D’autres actions sont menées dans le cadre de la production et de vente de produits agricoles et viticoles locaux par les groupes d’actions locales LEADER.
Une autre mesure visant à soutenir la promotion des produits viticoles est notamment des aides à l’investissement pour la construction de caves et de salons de vente.
Sans transition, où en sont les négociations avec le Parlement européen concernant la réforme de la PAC? Quelle est la position du Luxembourg?
La prise de décision sur la réforme de la PAC se fera selon les dispositions du Traité de Lisbonne, à savoir selon une procédure de codécision entre le Parlement européen et le Conseil sur base de propositions de la Commission. L’objectif de la Présidence irlandaise, appuyée par le Conseil et la Commission et en concertation avec le Parlement, est de parvenir à une prise de décision en première lecture au cours du premier semestre 2013.

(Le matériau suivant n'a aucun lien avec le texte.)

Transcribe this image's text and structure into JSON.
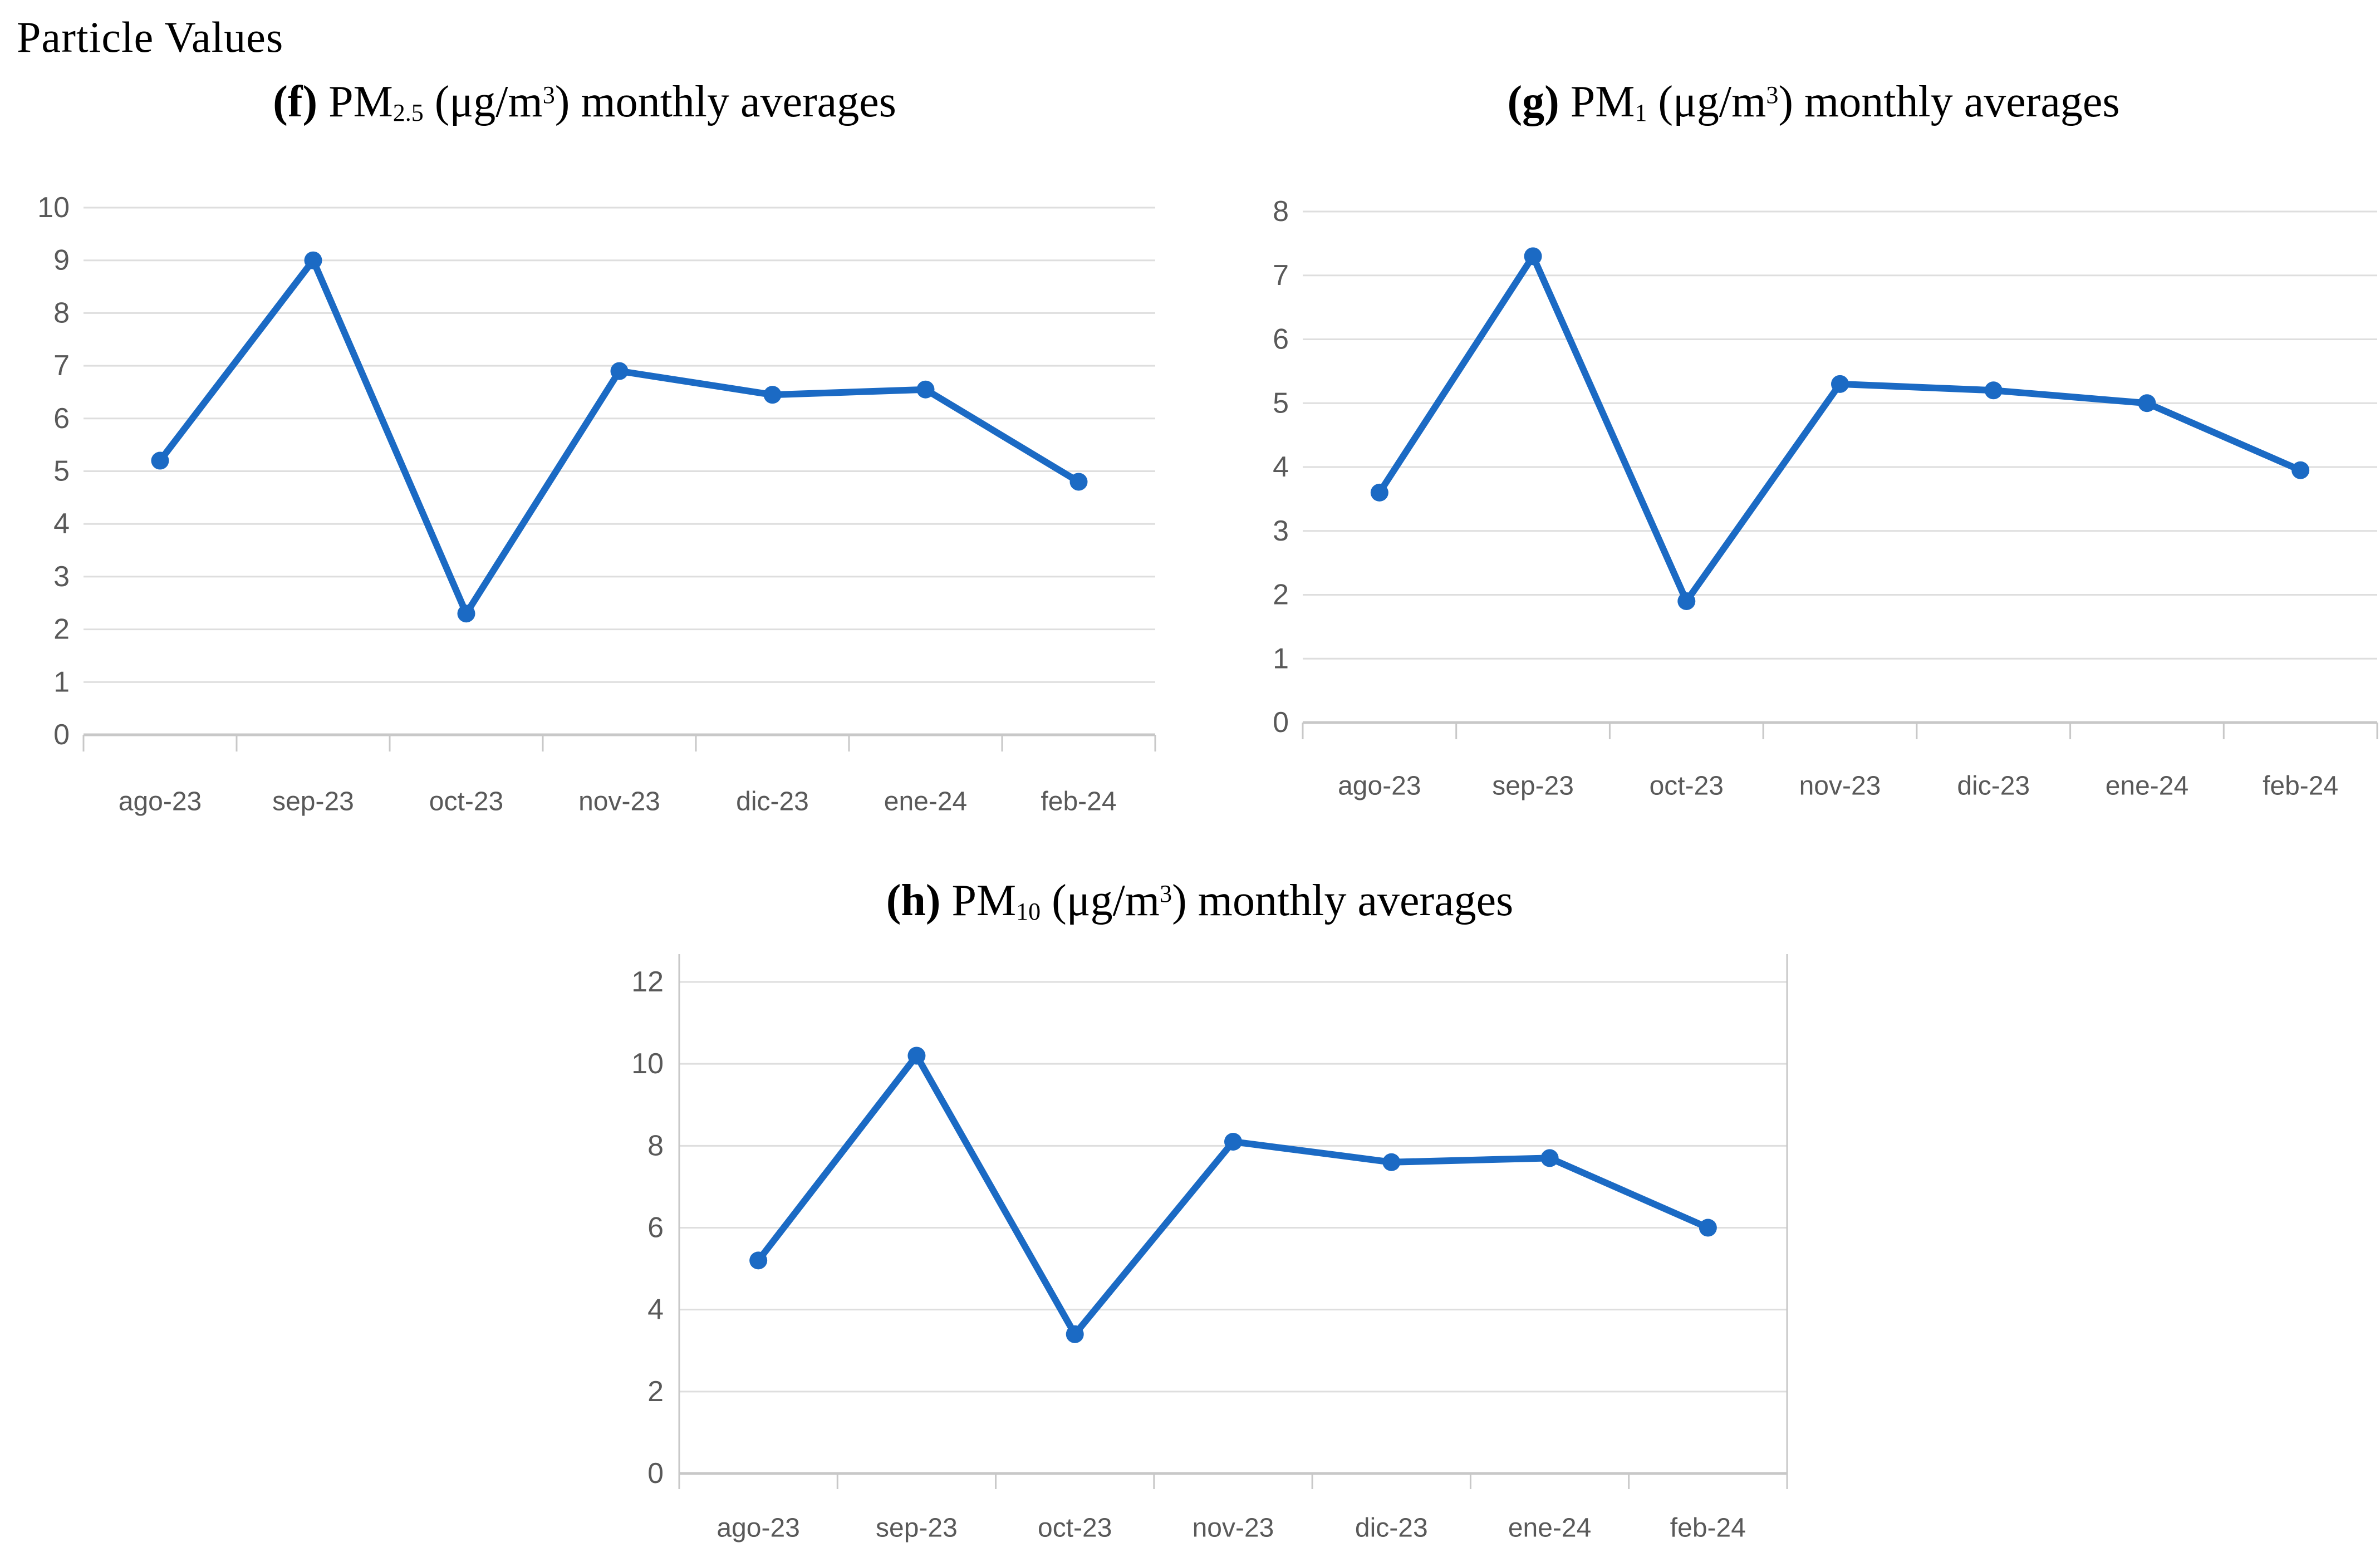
{
  "page": {
    "title": "Particle Values"
  },
  "colors": {
    "line": "#1b6ac4",
    "marker": "#1b6ac4",
    "grid": "#dedede",
    "axis": "#c8c8c8",
    "tick_label": "#595959",
    "title": "#000000"
  },
  "chart_data": [
    {
      "id": "f",
      "type": "line",
      "title_plain": "(f) PM2.5 (μg/m3) monthly averages",
      "title_parts": {
        "index": "(f)",
        "pm": " PM",
        "pm_sub": "2.5",
        "unit_open": " (μg/m",
        "unit_sup": "3",
        "suffix": ") monthly averages"
      },
      "categories": [
        "ago-23",
        "sep-23",
        "oct-23",
        "nov-23",
        "dic-23",
        "ene-24",
        "feb-24"
      ],
      "values": [
        5.2,
        9.0,
        2.3,
        6.9,
        6.45,
        6.55,
        4.8
      ],
      "ylim": [
        0,
        10
      ],
      "ytick_step": 1,
      "grid": true,
      "legend": null
    },
    {
      "id": "g",
      "type": "line",
      "title_plain": "(g) PM1 (μg/m3) monthly averages",
      "title_parts": {
        "index": "(g)",
        "pm": " PM",
        "pm_sub": "1",
        "unit_open": " (μg/m",
        "unit_sup": "3",
        "suffix": ") monthly averages"
      },
      "categories": [
        "ago-23",
        "sep-23",
        "oct-23",
        "nov-23",
        "dic-23",
        "ene-24",
        "feb-24"
      ],
      "values": [
        3.6,
        7.3,
        1.9,
        5.3,
        5.2,
        5.0,
        3.95
      ],
      "ylim": [
        0,
        8
      ],
      "ytick_step": 1,
      "grid": true,
      "legend": null
    },
    {
      "id": "h",
      "type": "line",
      "title_plain": "(h) PM10 (μg/m3) monthly averages",
      "title_parts": {
        "index": "(h)",
        "pm": " PM",
        "pm_sub": "10",
        "unit_open": " (μg/m",
        "unit_sup": "3",
        "suffix": ") monthly averages"
      },
      "categories": [
        "ago-23",
        "sep-23",
        "oct-23",
        "nov-23",
        "dic-23",
        "ene-24",
        "feb-24"
      ],
      "values": [
        5.2,
        10.2,
        3.4,
        8.1,
        7.6,
        7.7,
        6.0
      ],
      "ylim": [
        0,
        12
      ],
      "ytick_step": 2,
      "grid": true,
      "legend": null
    }
  ]
}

Un certain nombre d’étapes ont été franchies à ce stade. Ainsi le Conseil européen des 7 et 8 février est parvenu à des conclusions sur le cadre financier pluriannuel (CFP) qui comporte notamment le budget consacré à la politique agricole commune. Le Parlement européen a, lors de sa session des 11 au 14 mars à Strasbourg, déterminé un mandat de négociation de cette institution concernant les quatre propositions de la Commission (paiements directs, OCM unique, développement rural et règlement horizontal). Le Conseil de son côté est parvenu à une orientation générale lors de sa session des 18 et 19 mars.
Sur ces bases, la procédure de trilogue a débuté le 11 avril. L’ambition des co-législateurs, Parlement et Conseil, ainsi que de la Commission, est de parvenir à une prise de décision selon le calendrier prévu, à savoir fin juin 2013.
Les quatre propositions de réforme de la PAC en cours de discussion sont le règlement établissant les règles relatives aux paiements directs en faveur des agriculteurs (règlement ‘paiements directs’) ; le règlement portant organisation commune des marchés des produits agricoles (règlement ‘OCM unique’); le règlement relatif au soutien au développement rural (règlement ‘développement rural’); et le règlement relatif au financement, à la gestion et au suivi de la politique agricole commune (règlement horizontal).